Questionado sobre o que faria em termos de saúde. José Sócrates respondeu que o PS continuará a investir na "unidade de cuidados continuados, em reformar a rede urgência, em melhorar a nossa rede hospitalar". Não foi, no entanto, mais longe, o que fez com que Passos Coelho adoptasse uma postura mais descontraída, e dissesse, em tom de brincadeira: "quando ouvimos o senhor, percebemos duas coisas: que o País está bem, que Portugal melhorou muito em todos os sectores, que o senhor ministro das Finanças estava enganado, que o Estado afinal não precisava de aumentar os impostos brutalmente no ano passado, e que não precisou de cortar subsídios e abonos".
"Este é o resultado das suas políticas", acusou. "É isto que os portugueses sentem. E acrescentou que "o senhor é incapaz de assumir as suas responsabilidades. Insistiu em iniciar este debate a discutir as minhas ideias, o que é muito lisonjeiro. Mas gostava de o ver discutir as suas responsabilidades. O senhor vai a votos como primeiro-ministro. A dificuldade que o senhor tem em discutir a responsabilidade da acção do seu Governo espanta os portugueses", concluiu.
O debate foi subindo de tom e o líder socialista reagiu acusando Passos Coelho de "em vários momentos da sua intervenção política, ter posto em causa a minha palavra" e redarguindo que "eu assumo todas as responsabilidades. Portugal está a enfrentar uma crise que não provocou. Mas nunca virei a cara a enfrentar as dificuldades. O senhor é responsável por criar uma crise politica no nosso pais. Levou Portugal a ter que pedir ajuda externa, o que nos conduziu a um programa em que temos que aceitar todas as medidas que estavam no PEC IV que o senhor recusou. O senhor abriu esta crise política para ganhar as eleições. Mas esta crise política prejudicou a economia nacional", salientou o primeiro-ministro demissionário.
"O engenheiro Sócrates criou uma fantasia", respondeu, por seu lado, Passos Coelho.

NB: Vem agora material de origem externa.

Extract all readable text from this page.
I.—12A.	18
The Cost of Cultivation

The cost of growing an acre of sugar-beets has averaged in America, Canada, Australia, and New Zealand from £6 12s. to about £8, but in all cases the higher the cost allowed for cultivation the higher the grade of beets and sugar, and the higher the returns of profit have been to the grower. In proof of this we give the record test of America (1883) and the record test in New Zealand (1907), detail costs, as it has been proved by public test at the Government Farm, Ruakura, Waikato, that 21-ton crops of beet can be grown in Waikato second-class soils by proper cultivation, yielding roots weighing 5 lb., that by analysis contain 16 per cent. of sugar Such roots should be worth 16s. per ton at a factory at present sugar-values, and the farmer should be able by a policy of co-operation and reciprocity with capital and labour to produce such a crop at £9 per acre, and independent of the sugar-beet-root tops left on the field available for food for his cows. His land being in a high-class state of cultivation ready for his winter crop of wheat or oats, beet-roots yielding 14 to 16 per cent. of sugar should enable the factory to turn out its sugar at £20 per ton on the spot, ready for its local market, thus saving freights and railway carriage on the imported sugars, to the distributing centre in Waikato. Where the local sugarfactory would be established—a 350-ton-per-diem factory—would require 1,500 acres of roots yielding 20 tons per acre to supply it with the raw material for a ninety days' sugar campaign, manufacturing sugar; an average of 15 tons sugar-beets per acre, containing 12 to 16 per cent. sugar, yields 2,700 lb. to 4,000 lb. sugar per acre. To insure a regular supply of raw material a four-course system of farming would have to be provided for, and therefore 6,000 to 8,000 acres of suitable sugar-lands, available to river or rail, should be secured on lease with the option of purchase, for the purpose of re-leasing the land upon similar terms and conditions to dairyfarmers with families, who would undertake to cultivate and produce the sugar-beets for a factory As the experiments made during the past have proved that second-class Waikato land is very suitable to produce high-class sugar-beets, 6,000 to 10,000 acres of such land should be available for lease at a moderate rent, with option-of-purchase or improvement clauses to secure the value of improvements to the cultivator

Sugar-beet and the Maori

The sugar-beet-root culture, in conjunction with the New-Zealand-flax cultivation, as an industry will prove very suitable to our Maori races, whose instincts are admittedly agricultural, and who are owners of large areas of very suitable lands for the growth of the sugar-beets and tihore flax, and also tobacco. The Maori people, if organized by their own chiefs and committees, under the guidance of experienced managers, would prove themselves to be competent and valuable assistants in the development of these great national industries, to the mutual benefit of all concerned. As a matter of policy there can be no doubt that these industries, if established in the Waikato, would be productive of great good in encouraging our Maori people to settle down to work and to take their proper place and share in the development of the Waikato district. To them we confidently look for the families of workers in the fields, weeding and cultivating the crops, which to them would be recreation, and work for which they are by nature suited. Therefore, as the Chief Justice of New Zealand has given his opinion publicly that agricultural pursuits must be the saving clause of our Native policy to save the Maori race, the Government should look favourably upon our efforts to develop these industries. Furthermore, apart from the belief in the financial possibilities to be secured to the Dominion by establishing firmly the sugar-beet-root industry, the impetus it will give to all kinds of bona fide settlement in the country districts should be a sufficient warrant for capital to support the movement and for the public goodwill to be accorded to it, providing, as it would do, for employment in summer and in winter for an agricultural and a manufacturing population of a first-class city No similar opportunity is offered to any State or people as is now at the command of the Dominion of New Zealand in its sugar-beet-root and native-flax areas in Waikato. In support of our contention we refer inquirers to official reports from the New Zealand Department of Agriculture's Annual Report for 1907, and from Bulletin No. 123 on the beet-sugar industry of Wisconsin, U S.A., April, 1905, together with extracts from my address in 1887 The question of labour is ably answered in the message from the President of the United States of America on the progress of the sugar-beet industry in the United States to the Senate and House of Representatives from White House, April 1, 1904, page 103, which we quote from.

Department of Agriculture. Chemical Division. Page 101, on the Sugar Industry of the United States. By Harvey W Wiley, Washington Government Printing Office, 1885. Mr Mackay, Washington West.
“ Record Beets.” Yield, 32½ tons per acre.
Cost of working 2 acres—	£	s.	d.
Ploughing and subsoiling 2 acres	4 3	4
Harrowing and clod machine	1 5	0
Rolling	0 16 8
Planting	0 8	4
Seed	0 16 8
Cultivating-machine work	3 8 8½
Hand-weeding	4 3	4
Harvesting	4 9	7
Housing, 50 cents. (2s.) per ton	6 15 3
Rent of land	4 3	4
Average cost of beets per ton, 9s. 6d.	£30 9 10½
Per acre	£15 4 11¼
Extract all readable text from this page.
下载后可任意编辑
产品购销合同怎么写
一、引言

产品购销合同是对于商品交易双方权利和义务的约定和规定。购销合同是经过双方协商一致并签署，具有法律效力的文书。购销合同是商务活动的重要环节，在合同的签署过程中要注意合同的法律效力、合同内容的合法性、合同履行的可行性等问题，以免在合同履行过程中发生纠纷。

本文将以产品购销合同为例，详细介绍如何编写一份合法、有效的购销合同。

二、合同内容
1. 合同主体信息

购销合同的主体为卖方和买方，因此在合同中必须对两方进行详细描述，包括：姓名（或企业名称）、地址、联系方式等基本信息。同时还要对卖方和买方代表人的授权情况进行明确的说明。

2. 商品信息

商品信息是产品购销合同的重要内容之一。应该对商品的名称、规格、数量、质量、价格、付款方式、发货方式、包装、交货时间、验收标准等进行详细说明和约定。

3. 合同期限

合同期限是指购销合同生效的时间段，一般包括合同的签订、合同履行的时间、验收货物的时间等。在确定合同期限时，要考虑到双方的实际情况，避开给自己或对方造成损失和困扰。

É que o Parlamento quando lhe chumbou o PEC foi apenas porque os partidos políticos estavam cheios de pressa para ir para o Governo", disse em tom irónico. "Eu não tenho nenhuma pressa para ir para o Governo. Nunca exigi a ninguém contrapartidas governativas para aprovar com o Governo medidas difíceis. Várias medidas difíceis, tomou-as, porque o PSD lho permitiu", sublinhou.
José Sócrates acusou então o líder laranja de estar "à espera dessa ajuda externa para apresentar uma moção de censura. Sempre foi essa a sua estratégia. O País não precisava de ajuda externa. Isto tem custos. Quem provocou a ajuda externa foi o senhor. Na única decisão importante que o senhr teve que tomar na sua vida política, decidiu abrir uma crise política", responsabilizou.
No final do encontro, apenas um ponto mereceu o consenso dos dois responsáveis: ambos os líderes garantiram que só ocuparão o cargo de primeiro-ministro se "o povo" assim o decidir.
A campanha eleitoral arranca já na próxima semana, com todos os candidatos a São Bento na rua à procura de uma maioria no dia 5 de Junho.